This piece in today’s NYT’s Dealbook has generated a flurry of comments. It’s about young people losing their jobs from investment banks and other financial firms. Read the entire piece here and then judge for yourself…
The money quote:
Sam Meek, 27, who was laid off in September when his Connecticut hedge fund decided to downsize, used to spend $500 on charity dinners and lavish golf outings. Now, it’s home-cooked meals and beer on the sofa. Recently, Mr. Meek and his roommate, another unemployed banker who spoke on the condition of anonymity because he did not want to jeopardize his job search, sat together in the kitchen filing for unemployment and drinking a bottle of Champagne.
“I’m scraping by right now,” he said.
Scraping by, huh? Needless to say, the majority of the 300+ comments have been pejorative; many have been deleted for abusive language and/or content.

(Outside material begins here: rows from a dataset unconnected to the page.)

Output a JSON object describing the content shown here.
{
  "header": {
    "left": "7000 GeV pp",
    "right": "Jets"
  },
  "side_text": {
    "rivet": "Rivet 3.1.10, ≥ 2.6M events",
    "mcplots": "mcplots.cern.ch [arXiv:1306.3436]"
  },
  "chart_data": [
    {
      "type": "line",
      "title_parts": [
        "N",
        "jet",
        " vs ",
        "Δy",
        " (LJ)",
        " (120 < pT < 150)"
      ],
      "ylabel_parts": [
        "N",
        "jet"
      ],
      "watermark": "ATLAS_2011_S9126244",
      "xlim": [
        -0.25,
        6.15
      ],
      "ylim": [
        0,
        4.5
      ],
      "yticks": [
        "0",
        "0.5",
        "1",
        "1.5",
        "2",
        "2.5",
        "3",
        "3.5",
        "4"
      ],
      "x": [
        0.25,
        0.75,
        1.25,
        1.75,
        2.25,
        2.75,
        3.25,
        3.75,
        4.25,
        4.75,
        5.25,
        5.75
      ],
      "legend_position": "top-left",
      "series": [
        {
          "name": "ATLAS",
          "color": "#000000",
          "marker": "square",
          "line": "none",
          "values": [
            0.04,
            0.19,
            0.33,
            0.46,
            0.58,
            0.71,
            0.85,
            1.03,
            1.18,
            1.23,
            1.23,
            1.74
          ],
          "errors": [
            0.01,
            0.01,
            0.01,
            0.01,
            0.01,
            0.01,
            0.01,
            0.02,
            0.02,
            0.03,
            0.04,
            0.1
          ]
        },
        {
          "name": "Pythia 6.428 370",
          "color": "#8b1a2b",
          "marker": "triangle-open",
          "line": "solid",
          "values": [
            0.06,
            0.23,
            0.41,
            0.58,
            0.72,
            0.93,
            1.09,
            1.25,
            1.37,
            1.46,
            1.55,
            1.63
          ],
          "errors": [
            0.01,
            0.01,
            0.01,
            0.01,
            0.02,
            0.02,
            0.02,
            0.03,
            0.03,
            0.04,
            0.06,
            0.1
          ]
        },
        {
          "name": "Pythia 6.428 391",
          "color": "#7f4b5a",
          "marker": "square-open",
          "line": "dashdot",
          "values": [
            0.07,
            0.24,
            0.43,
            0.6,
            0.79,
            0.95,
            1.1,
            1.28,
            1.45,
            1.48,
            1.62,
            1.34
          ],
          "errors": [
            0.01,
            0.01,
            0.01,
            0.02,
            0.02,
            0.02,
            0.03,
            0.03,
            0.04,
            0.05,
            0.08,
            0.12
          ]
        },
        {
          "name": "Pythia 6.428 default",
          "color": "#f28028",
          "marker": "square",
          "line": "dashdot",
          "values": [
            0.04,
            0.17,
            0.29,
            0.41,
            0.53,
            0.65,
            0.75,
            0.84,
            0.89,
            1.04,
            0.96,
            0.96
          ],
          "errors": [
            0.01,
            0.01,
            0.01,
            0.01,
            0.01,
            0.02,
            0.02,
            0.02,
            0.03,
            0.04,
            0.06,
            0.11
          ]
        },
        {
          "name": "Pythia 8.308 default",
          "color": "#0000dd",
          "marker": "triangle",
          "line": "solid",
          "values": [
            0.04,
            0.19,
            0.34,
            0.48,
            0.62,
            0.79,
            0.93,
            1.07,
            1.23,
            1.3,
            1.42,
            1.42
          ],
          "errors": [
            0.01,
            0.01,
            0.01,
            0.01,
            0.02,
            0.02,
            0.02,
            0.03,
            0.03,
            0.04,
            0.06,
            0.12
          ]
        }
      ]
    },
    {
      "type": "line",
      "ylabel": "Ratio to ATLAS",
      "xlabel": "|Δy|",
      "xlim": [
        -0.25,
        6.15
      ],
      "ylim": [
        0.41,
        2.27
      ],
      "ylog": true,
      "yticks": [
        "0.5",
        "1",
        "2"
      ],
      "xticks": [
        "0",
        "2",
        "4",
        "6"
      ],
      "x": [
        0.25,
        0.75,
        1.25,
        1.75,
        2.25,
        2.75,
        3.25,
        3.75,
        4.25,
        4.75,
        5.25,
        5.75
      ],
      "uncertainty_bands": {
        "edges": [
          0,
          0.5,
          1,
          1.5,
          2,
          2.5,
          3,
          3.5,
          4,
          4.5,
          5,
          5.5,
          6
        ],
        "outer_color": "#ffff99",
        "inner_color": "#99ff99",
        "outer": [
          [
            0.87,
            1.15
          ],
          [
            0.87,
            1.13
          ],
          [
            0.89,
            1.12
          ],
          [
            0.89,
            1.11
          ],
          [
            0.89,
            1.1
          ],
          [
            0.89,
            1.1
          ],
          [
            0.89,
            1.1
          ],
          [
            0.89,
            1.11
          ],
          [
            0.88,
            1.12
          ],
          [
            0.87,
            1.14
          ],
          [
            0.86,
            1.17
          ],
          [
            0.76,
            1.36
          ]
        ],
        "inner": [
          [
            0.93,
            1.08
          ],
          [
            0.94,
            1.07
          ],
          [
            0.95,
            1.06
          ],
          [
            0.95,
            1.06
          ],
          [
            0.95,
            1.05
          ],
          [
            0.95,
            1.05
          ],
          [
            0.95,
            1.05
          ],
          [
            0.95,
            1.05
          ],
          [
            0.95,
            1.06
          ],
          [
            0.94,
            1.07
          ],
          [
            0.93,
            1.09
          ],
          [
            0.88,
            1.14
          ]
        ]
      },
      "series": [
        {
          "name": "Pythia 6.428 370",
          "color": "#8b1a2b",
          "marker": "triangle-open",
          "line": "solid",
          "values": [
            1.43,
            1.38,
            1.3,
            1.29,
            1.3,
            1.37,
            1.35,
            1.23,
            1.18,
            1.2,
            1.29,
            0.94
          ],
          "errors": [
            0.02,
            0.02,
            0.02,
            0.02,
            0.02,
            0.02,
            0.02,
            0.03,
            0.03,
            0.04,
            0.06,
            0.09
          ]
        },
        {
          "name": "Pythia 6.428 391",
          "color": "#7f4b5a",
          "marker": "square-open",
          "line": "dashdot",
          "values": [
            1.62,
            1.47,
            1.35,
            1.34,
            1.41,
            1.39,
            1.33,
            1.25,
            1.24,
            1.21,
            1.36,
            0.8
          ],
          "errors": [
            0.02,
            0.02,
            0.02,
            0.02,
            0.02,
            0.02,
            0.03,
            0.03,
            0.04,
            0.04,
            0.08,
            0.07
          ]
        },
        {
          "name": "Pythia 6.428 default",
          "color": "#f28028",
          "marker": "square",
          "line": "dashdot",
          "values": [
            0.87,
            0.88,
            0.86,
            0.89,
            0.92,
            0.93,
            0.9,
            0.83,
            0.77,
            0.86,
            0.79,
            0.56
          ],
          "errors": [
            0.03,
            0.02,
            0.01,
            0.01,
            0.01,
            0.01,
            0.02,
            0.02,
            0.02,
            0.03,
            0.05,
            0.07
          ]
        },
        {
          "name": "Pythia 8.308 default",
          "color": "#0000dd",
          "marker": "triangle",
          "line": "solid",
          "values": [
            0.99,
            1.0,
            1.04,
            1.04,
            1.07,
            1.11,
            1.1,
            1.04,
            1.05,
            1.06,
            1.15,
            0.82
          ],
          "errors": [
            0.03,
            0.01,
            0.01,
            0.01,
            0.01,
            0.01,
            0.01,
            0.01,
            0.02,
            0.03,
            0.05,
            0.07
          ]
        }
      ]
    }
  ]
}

And this was a good quote about the sentiment of elite/prestigious jobs:
The mood has darkened so much that even the young Wall Street workers who still have prestigious jobs are considering letting go of the brass ring.
“It’s lost its luster,” said a former Goldman analyst who left the financial sector this year. The former analyst, who spoke on the condition of anonymity because he signed a confidentiality agreement with the firm, said that in addition to losing some of the monetary benefits of their jobs, his friends who remained in finance were suffering from peer envy. “The new status jobs aren’t at Goldman Sachs. They’re at Google, Apple, and Facebook.”
A brief collection of comments was posted in another post here. I will agree with the nuanced comment by Timothy C. from Queens:
“Let’s not be too harsh here. I work in the financial industry, and in my own company, about half the workers (myself included) are in the back office, where salaries are generally in the middle-class range. Cuts in the financial industry tend to hit support staff much harder than the headline-grabbing six-figure earners in the front office. Many of my friends who have been laid off were making $40 or $50K a year. Not bad, of course, but nowhere near the stereotype of the financial industry worker.”
What are your thoughts on these young unemployed? Do you have any sympathy for them?